We recently caught up with Szilard Pafka, Chief Scientist at Epoch and Founder of Data Science LA. We were keen to learn more about his background, his role building the LA Data Science community and his work at Epoch…
Hi Szilard, firstly thank you for the interview. Let's start with your background and how you became interested in working with data...
Q - What is your 30 second bio?
A - My primary field of study at university was Physics (BSc/MSc/PhD) with adventures in Computer Science (BSc) and Finance (MA). Like many people in Physics at that time (late 90s) I was working with data, models, computational approaches, and I ended up working in risk management in a bank while still working on my PhD research involving statistical modeling of financial prices. In 2006 I came to California to be the Chief Scientist for Epoch, essentially doing data science (data analysis, modeling/machine learning, data visualization etc.) way before the “data science” term has been used to describe this. In 2009 I started organizing an R meetup in Los Angeles (which retrospectively was the very first data science meetup in LA) with the goal of bringing together data professionals to learn from each other. More recently I started other meetup groups that are focused on my other professional interests (DataVis, Data Science), and finally a few weeks ago with the involvement of a couple of other volunteers, we started datascience.la, a website serving the growing LA data science community.
Q - How did you get interested in working with data?
A - I was always interested in math, physics and later in computers (which, for me, the first was C64 in the late 80s). Later on I got involved in data, modeling and computing, my Monte Carlo simulations in the field of materials science (dislocation systems) generated lots of data that needed to be analyzed, I think that's how I started more seriously to use tools for data munging/analysis/visualization.
Q - So, what was the first data set you remember working with? What did you do with it?

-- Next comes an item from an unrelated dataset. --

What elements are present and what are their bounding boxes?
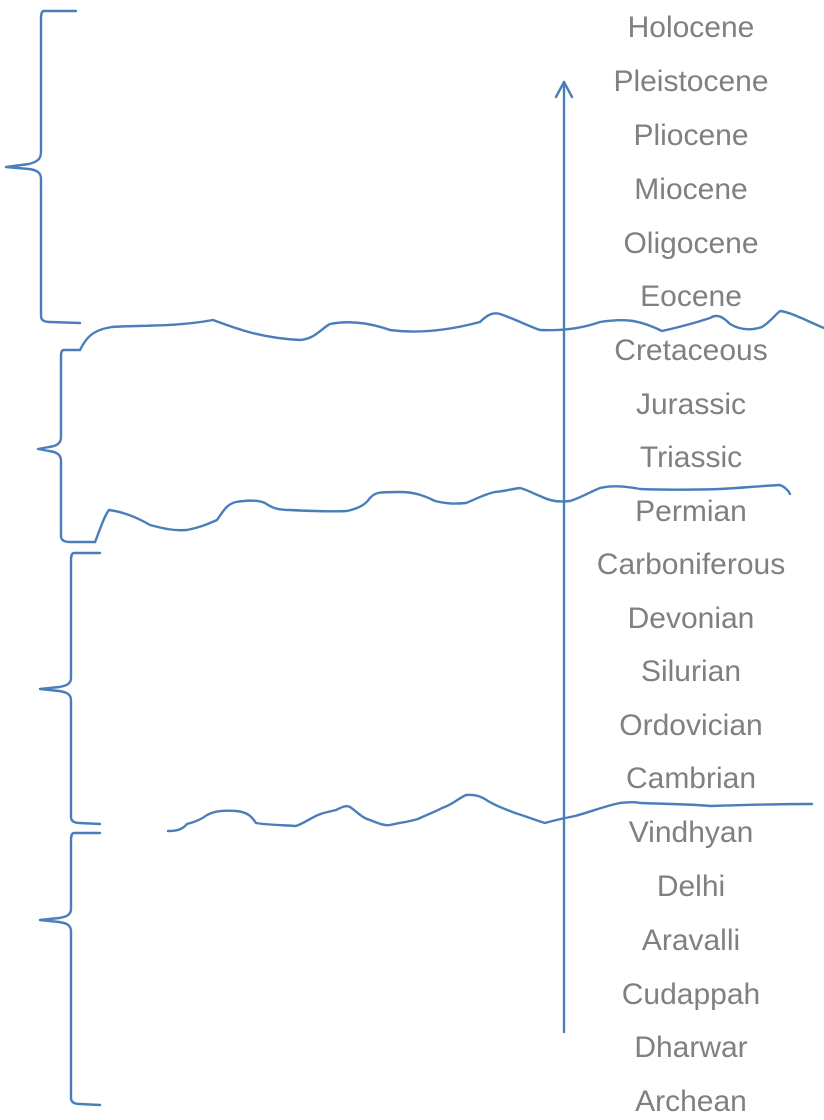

A - There were a couple of datasets like my running times that I used paper and pencil to graph them (late 80s). Later on I played with inputing the data on the C64 and graphing it that way. Without reading any formal literature at that time, I became fascinated by the power of visualization (e.g. to see trends or detect outliers).
Q - Was there a specific "aha" moment when you realized the power of data?
A - I cannot pinpoint a specific time, but there is also a trend: the more sources we have for data (collected/generated etc) the more useful it can become. But there are also dangers especially to privacy and security as it becomes more and more clear.
Q - Makes sense … On that note, what excites you most about recent developments in Data Science?
A - First, with all the hype let's recognize that data science is many decades old (we could go back even to John Tukey). Many of the machine learning algos have been developed in the 90s or 2000s. The basic software tools used by most data scientists are over 10 years old. One the other hand, besides this solid foundation, there is an extraordinary pace of new developments. Many of the new add-on tools have increased hugely my productivity (e.g. Rstudio, knitr, shiny, and more recently dplyr). Many others make it possible to do things that was not possible before (increasing computing capacity also helps). We also have now open source tools to tackle larger and larger datasets (Hadoop, but more excitingly for data scientists tools that support interactive analysis such as Impala or Spark).
A - I think it's all over the place. We are getting/collecting data from more and more sources, more and more industries, from sensors, from humans, from crowdsourcing and the list goes on. Next this data is processed, analyzed, used to improve processes. It's hard to imagine any industry that will not benefit.
Very true! Thanks for sharing all that background. Let's switch gears and talk about your role promoting the data science community in LA...
Q - How did you come to found / organize Data Science LA?
A - DataScience.LA has its roots in the LA R meetup that I started with Prof. Jan de Leeuw in 2009. While it was an R meetup, my goal from the beginning was to put everything in a more general context of data analysis / modeling. With the raise of “data science” as a term for our essentially old craft, we started to have events on more general topics and ultimately I started new meetup groups to focus on specific parts of data science (DataVis) or the overall process of combining tools in various companies. DataScience.LA takes this to a new level, by preserving the content of the meetups (slides, code, video recording etc.) and involving the community in new ways (such as blogging). It is also a way to scale up the community leadership by involving top-notch data scientists from LA in serving the needs of the growing data science community.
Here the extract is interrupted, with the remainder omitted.